Effects of ECM proteins (laminin, fibronectin, and type IV collagen) on the biological behavior of Schwann cells and their roles in the process of remyelination after peripheral nerve injury

Peng Yu; Guanhua Zhang; Bo Hou; Enpeng Song; Jiaming Wen; Yueyang Ba; Donglin Zhu; Gangwei Wang; Feng Qin

doi:10.3389/fbioe.2023.1133718

Effects of ECM proteins (laminin, fibronectin, and type IV collagen) on the biological behavior of Schwann cells and their roles in the process of remyelination after peripheral nerve injury

Front Bioeng Biotechnol. 2023 Mar 24:11:1133718. doi: 10.3389/fbioe.2023.1133718. eCollection 2023.

Authors

Peng Yu¹, Guanhua Zhang², Bo Hou¹, Enpeng Song¹, Jiaming Wen³, Yueyang Ba¹, Donglin Zhu⁴, Gangwei Wang⁵, Feng Qin¹

Affiliations

¹ Department of Neurosurgery, The Third Affiliated Hospital, Sun Yat-sen University, Guangzhou, Guangdong, China.
² Department of Cerebrovascular Surgery, The Third Affiliated Hospital, Sun Yat-sen University, Guangzhou, China.
³ Department of Obstetrics, Guangzhou Women and Children's Medical Center, Guangzhou Medical University, Guangzhou, Guangdong, China.
⁴ Department of Clinical Laboratory, The Third Affiliated Hospital of Sun Yat-sen University, Guangzhou, China.
⁵ Department of Emergency, The Third Affiliated Hospital of Sun Yat-Sen University, Guangzhou, Guangdong, China.

Abstract

Introduction: It is important to note that complete myelination and formation of myelinated fibers are essential for functional nerve regeneration after peripheral nerve injury (PNI).
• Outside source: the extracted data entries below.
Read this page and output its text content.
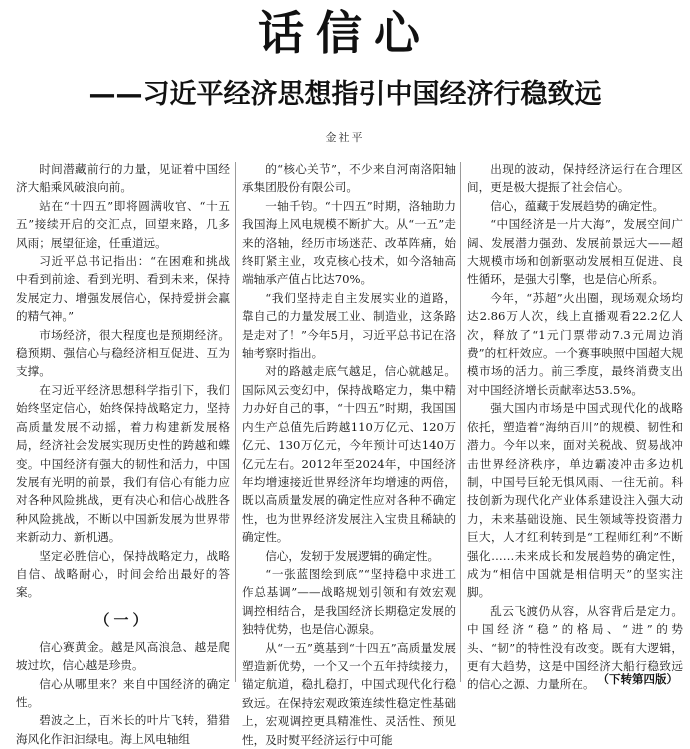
话信心
——习近平经济思想指引中国经济行稳致远
金社平

时间潜藏前行的力量，见证着中国经济大船乘风破浪向前。

站在“十四五”即将圆满收官、“十五五”接续开启的交汇点，回望来路，几多风雨；展望征途，任重道远。

习近平总书记指出：“在困难和挑战中看到前途、看到光明、看到未来，保持发展定力、增强发展信心，保持爱拼会赢的精气神。”

市场经济，很大程度也是预期经济。稳预期、强信心与稳经济相互促进、互为支撑。

在习近平经济思想科学指引下，我们始终坚定信心，始终保持战略定力，坚持高质量发展不动摇，着力构建新发展格局，经济社会发展实现历史性的跨越和蝶变。中国经济有强大的韧性和活力，中国发展有光明的前景，我们有信心有能力应对各种风险挑战，更有决心和信心战胜各种风险挑战，不断以中国新发展为世界带来新动力、新机遇。

坚定必胜信心，保持战略定力，战略自信、战略耐心，时间会给出最好的答案。

（一）

信心赛黄金。越是风高浪急、越是爬坡过坎，信心越是珍贵。

信心从哪里来？来自中国经济的确定性。

碧波之上，百米长的叶片飞转，猎猎海风化作汩汩绿电。海上风电轴组

的“核心关节”，不少来自河南洛阳轴承集团股份有限公司。

一轴千钧。“十四五”时期，洛轴助力我国海上风电规模不断扩大。从“一五”走来的洛轴，经历市场迷茫、改革阵痛，始终盯紧主业，攻克核心技术，如今洛轴高端轴承产值占比达70%。

“我们坚持走自主发展实业的道路，靠自己的力量发展工业、制造业，这条路是走对了！”今年5月，习近平总书记在洛轴考察时指出。

对的路越走底气越足，信心就越足。国际风云变幻中，保持战略定力，集中精力办好自己的事，“十四五”时期，我国国内生产总值先后跨越110万亿元、120万亿元、130万亿元，今年预计可达140万亿元左右。2012年至2024年，中国经济年均增速接近世界经济年均增速的两倍，既以高质量发展的确定性应对各种不确定性，也为世界经济发展注入宝贵且稀缺的确定性。

信心，发轫于发展逻辑的确定性。

“一张蓝图绘到底”“坚持稳中求进工作总基调”——战略规划引领和有效宏观调控相结合，是我国经济长期稳定发展的独特优势，也是信心源泉。

从“一五”奠基到“十四五”高质量发展塑造新优势，一个又一个五年持续接力，锚定航道，稳扎稳打，中国式现代化行稳致远。在保持宏观政策连续性稳定性基础上，宏观调控更具精准性、灵活性、预见性，及时熨平经济运行中可能

出现的波动，保持经济运行在合理区间，更是极大提振了社会信心。

信心，蕴藏于发展趋势的确定性。

“中国经济是一片大海”，发展空间广阔、发展潜力强劲、发展前景远大——超大规模市场和创新驱动发展相互促进、良性循环，是强大引擎，也是信心所系。

今年，“苏超”火出圈，现场观众场均达2.86万人次，线上直播观看22.2亿人次，释放了“1元门票带动7.3元周边消费”的杠杆效应。一个赛事映照中国超大规模市场的活力。前三季度，最终消费支出对中国经济增长贡献率达53.5%。

强大国内市场是中国式现代化的战略依托，塑造着“海纳百川”的规模、韧性和潜力。今年以来，面对关税战、贸易战冲击世界经济秩序，单边霸凌冲击多边机制，中国号巨轮无惧风雨、一往无前。科技创新为现代化产业体系建设注入强大动力，未来基础设施、民生领域等投资潜力巨大，人才红利转到是“工程师红利”不断强化……未来成长和发展趋势的确定性，成为“相信中国就是相信明天”的坚实注脚。

乱云飞渡仍从容，从容背后是定力。中国经济“稳”的格局、“进”的势头、“韧”的特性没有改变。既有大逻辑，更有大趋势，这是中国经济大船行稳致远的信心之源、力量所在。 （下转第四版）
However, suboptimal myelin regeneration is common and can hinder ideal nerve regeneration. Therefore, it is important to closely monitor and support myelin regeneration in patients with PNI to achieve optimal outcomes. Methods: This study analyzed the effects of three extracellular matrix (ECM) proteins on Schwann cells (SCs) in the nerve regeneration environment, including their adhesion, proliferation, and migration. The study also explored the use of composite sodium alginate hydrogel neural scaffolds with ECM components and investigated the effects of ECM proteins on remyelination following peripheral nerve injury. Results: The results showed that laminin (LN), fibronectin (FN), and collagen Ⅳ (type IV Col) promoted the early adhesion of SCs in 2-dimensional culture but the ratios of early cell adhesion were quite different and the maintenance of cells' morphology by different ECM proteins were significantly different. In transwell experiment, the ability of LN and FN to induce the migration of SCs was obviously higher than that of type IV Col. An vitro co-culture model of SCs and dorsal root ganglia (DRG) neurons showed that LN promoted the transition of SCs to a myelinated state and the maturation of the myelin sheath, and increased the thickness of neurofilaments. Animal experiments showed that LN had superior effects in promoting myelin sheath formation, axon repair, and reaching an ideal G-ratio after injury compared to FN and Col IV. The situation of gastrocnemius atrophy was significantly better in the LN group. Notably, the thickness of the regenerated myelin sheaths in the type IV Col group was the thickest. Conclusion: In this experiment, we analyzed and compared the effects of LN, FN, and type IV Col on the biological behavior of SCs and their effects on remyelination after PNI and further clarified their unique roles in the process of remyelination. Further research is necessary to explore the underlying mechanisms.

Keywords: ECM proteins; Schwann cells; myelination; peripheral nerve injury; regeneration.